Mais sans aller puiser des preuves dans ces fautes graves
et en demeurant dans le cercle d'observations que nous fournit notre propre
expérience, nous n'aurons que trop d'occasions de reconnaître
que de nos paroles légères, de nos propos inconsidérés,
de nos simples plaisanteries, de nos petites médisances peuvent
sortir bien des choses affligeantes pour nos frères et leur causer
bien du chagrin.
En général, on ne se fait pas une juste
idée des conséquences funestes que peuvent entraîner
des paroles, on ne songe guère qu'à l'effet produit au moment
où elles se prononcent.
Mais suivez-les, je vous prie, dans leur rapide voyage
de bouche en bouche, et vous serez effrayés des ravages qu'elles
vont faire.
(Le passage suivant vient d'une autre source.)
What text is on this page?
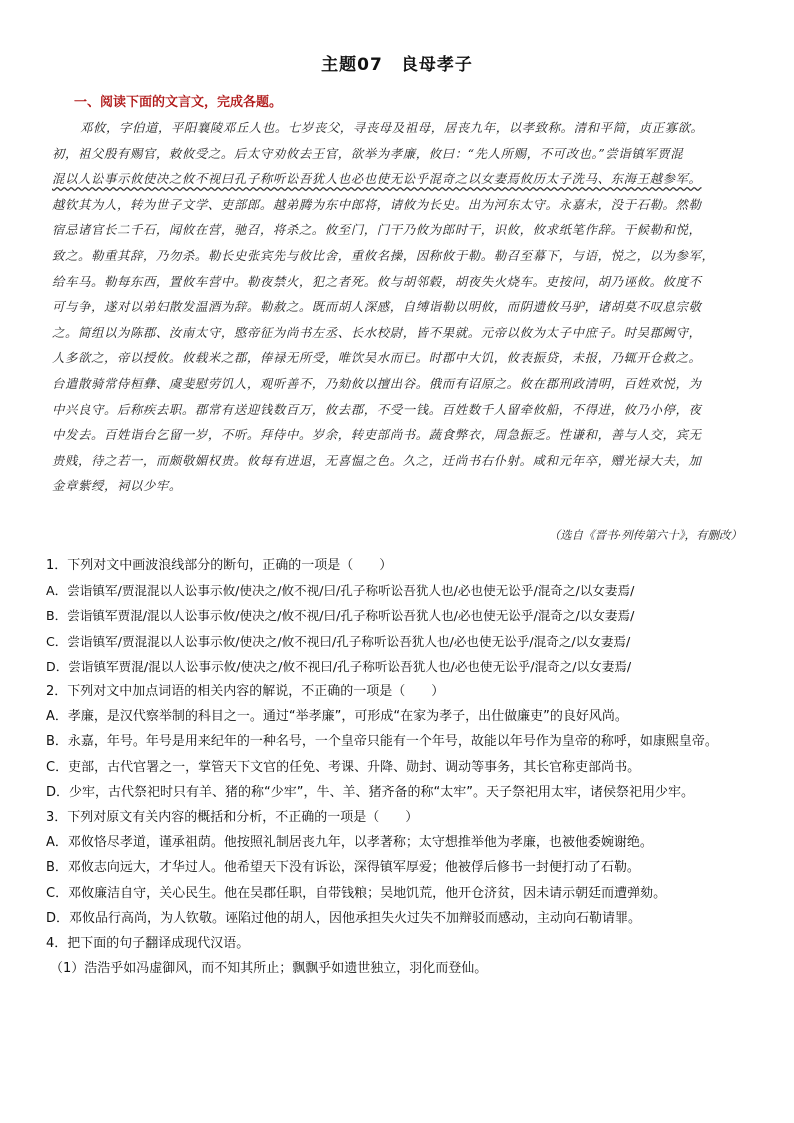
主题07　良母孝子
一、阅读下面的文言文，完成各题。
邓攸，字伯道，平阳襄陵邓丘人也。七岁丧父，寻丧母及祖母，居丧九年，以孝致称。清和平简，贞正寡欲。
初，祖父殷有赐官，敕攸受之。后太守劝攸去王官，欲举为孝廉，攸曰：“先人所赐，不可改也。”尝诣镇军贾混
混以人讼事示攸使决之攸不视曰孔子称听讼吾犹人也必也使无讼乎混奇之以女妻焉攸历太子洗马、东海王越参军。
越钦其为人，转为世子文学、吏部郎。越弟腾为东中郎将，请攸为长史。出为河东太守。永嘉末，没于石勒。然勒
宿忌诸官长二千石，闻攸在营，驰召，将杀之。攸至门，门干乃攸为郎时干，识攸，攸求纸笔作辞。干候勒和悦，
致之。勒重其辞，乃勿杀。勒长史张宾先与攸比舍，重攸名操，因称攸于勒。勒召至幕下，与语，悦之，以为参军，
给车马。勒每东西，置攸车营中。勒夜禁火，犯之者死。攸与胡邻毂，胡夜失火烧车。吏按问，胡乃诬攸。攸度不
可与争，遂对以弟妇散发温酒为辞。勒赦之。既而胡人深感，自缚诣勒以明攸，而阴遗攸马驴，诸胡莫不叹息宗敬
之。简组以为陈郡、汝南太守，愍帝征为尚书左丞、长水校尉，皆不果就。元帝以攸为太子中庶子。时吴郡阙守，
人多欲之，帝以授攸。攸载米之郡，俸禄无所受，唯饮吴水而已。时郡中大饥，攸表振贷，未报，乃辄开仓救之。
台遣散骑常侍桓彝、虞斐慰劳饥人，观听善不，乃劾攸以擅出谷。俄而有诏原之。攸在郡刑政清明，百姓欢悦，为
中兴良守。后称疾去职。郡常有送迎钱数百万，攸去郡，不受一钱。百姓数千人留牵攸船，不得进，攸乃小停，夜
中发去。百姓诣台乞留一岁，不听。拜侍中。岁余，转吏部尚书。蔬食弊衣，周急振乏。性谦和，善与人交，宾无
贵贱，待之若一，而颇敬媚权贵。攸每有进退，无喜愠之色。久之，迁尚书右仆射。咸和元年卒，赠光禄大夫，加
金章紫绶，祠以少牢。
（选自《晋书·列传第六十》，有删改）
1．下列对文中画波浪线部分的断句，正确的一项是（　　）
A．尝诣镇军/贾混混以人讼事示攸/使决之/攸不视/曰/孔子称听讼吾犹人也/必也使无讼乎/混奇之/以女妻焉/
B．尝诣镇军贾混/混以人讼事示攸/使决之/攸不视/曰/孔子称听讼吾犹人也/必也使无讼乎/混奇之/以女妻焉/
C．尝诣镇军/贾混混以人讼事示攸/使决之/攸不视曰/孔子称听讼吾犹人也/必也使无讼乎/混奇之/以女妻焉/
D．尝诣镇军贾混/混以人讼事示攸/使决之/攸不视曰/孔子称听讼吾犹人也/必也使无讼乎/混奇之/以女妻焉/
2．下列对文中加点词语的相关内容的解说，不正确的一项是（　　）
A．孝廉，是汉代察举制的科目之一。通过“举孝廉”，可形成“在家为孝子，出仕做廉吏”的良好风尚。
B．永嘉，年号。年号是用来纪年的一种名号，一个皇帝只能有一个年号，故能以年号作为皇帝的称呼，如康熙皇帝。
C．吏部，古代官署之一，掌管天下文官的任免、考课、升降、勋封、调动等事务，其长官称吏部尚书。
D．少牢，古代祭祀时只有羊、猪的称“少牢”，牛、羊、猪齐备的称“太牢”。天子祭祀用太牢，诸侯祭祀用少牢。
3．下列对原文有关内容的概括和分析，不正确的一项是（　　）
A．邓攸恪尽孝道，谨承祖荫。他按照礼制居丧九年，以孝著称；太守想推举他为孝廉，也被他委婉谢绝。
B．邓攸志向远大，才华过人。他希望天下没有诉讼，深得镇军厚爱；他被俘后修书一封便打动了石勒。
C．邓攸廉洁自守，关心民生。他在吴郡任职，自带钱粮；吴地饥荒，他开仓济贫，因未请示朝廷而遭弹劾。
D．邓攸品行高尚，为人钦敬。诬陷过他的胡人，因他承担失火过失不加辩驳而感动，主动向石勒请罪。
4．把下面的句子翻译成现代汉语。
（1）浩浩乎如冯虚御风，而不知其所止；飘飘乎如遗世独立，羽化而登仙。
Ce ne sera, si vous le voulez bien, qu'une simple médisance,
qu'on ne fera que répéter. Mais pourquoi celui qui l'entend
la cacherait-il à celui que la répétera ensuite? Et
si cette parole se répercute d'écho en écho qui la
redisent tout à tour, faudra-t-il beaucoup de temps, je vous le
demande, pour qu'une famille, une assemblée, voire un village en
soient informés? Ce fait d'abord raconté avec exactitude,
sera dénaturé, grossi. Ce qui était vrai le matin
se trouvera faux le soir. Répété devant des inconnus
ou des indifférents, il parvient à l'oreille d'un ami, d'un
protecteur, d'un maître ... quels résultats néfastes:
brouilles entre voisins, reproches entre parents, perte de confiance d'un
supérieur, etc ... et voilà les fruits amers d'une simple
médisance.
Mais prenons un autre exemple. Suivons un jugement téméraire:
on n'affirme pas que le fait soit vrai, on le suppose seulement. Trop tard,
le trait est parti. Le premier a dit: "Peut être", le second ajoute
"C'est probable" puis "plus que probable", et le troisième dira
"C'est certain" avec un geste qui va loin ... et enfin chacun dira "On
l'a vu".
Puis, pour tout réparer, mais plutôt pour
tout gâter, un ami officieux rapporte à l'accusé ce
que l'on a dit de lui. Alors, la cible de toute cette médisance,
le point de mire des flèches acérées, celui autour
de qui gravite ce tourbillon de méchanceté, s'indigne que
l'on scrute ses intentions, s'irrite, recherche, remonte à la source
du bruit, se plaint et se justifie. Ceux qui ont dit et répété
ne veulent pas avoir tort, de là, explications, disputes, vengeance,
et chacun se retire en emportant dans le coeur une blessure qui saignera
toute la vie.
Mais un autre exemple encore. C'est une autre plaisanterie,
faite non pas aux dépens d'un absent, mais sur un homme présent
qui s'efforce de le prendre en riant. S'il est vif d'esprit, il renvoie
la flèche, et, de réponse en réponse, on arrive à
des paroles acerbes, amères, ironiques, et chacun veut sortir en
vainqueur de la joute oratoire. Si la victime est timide, elle est d'autant
plus douloureusement blessée qu'elle ne peut arracher le trait de
son coeur pour le renvoyer à son adversaire ...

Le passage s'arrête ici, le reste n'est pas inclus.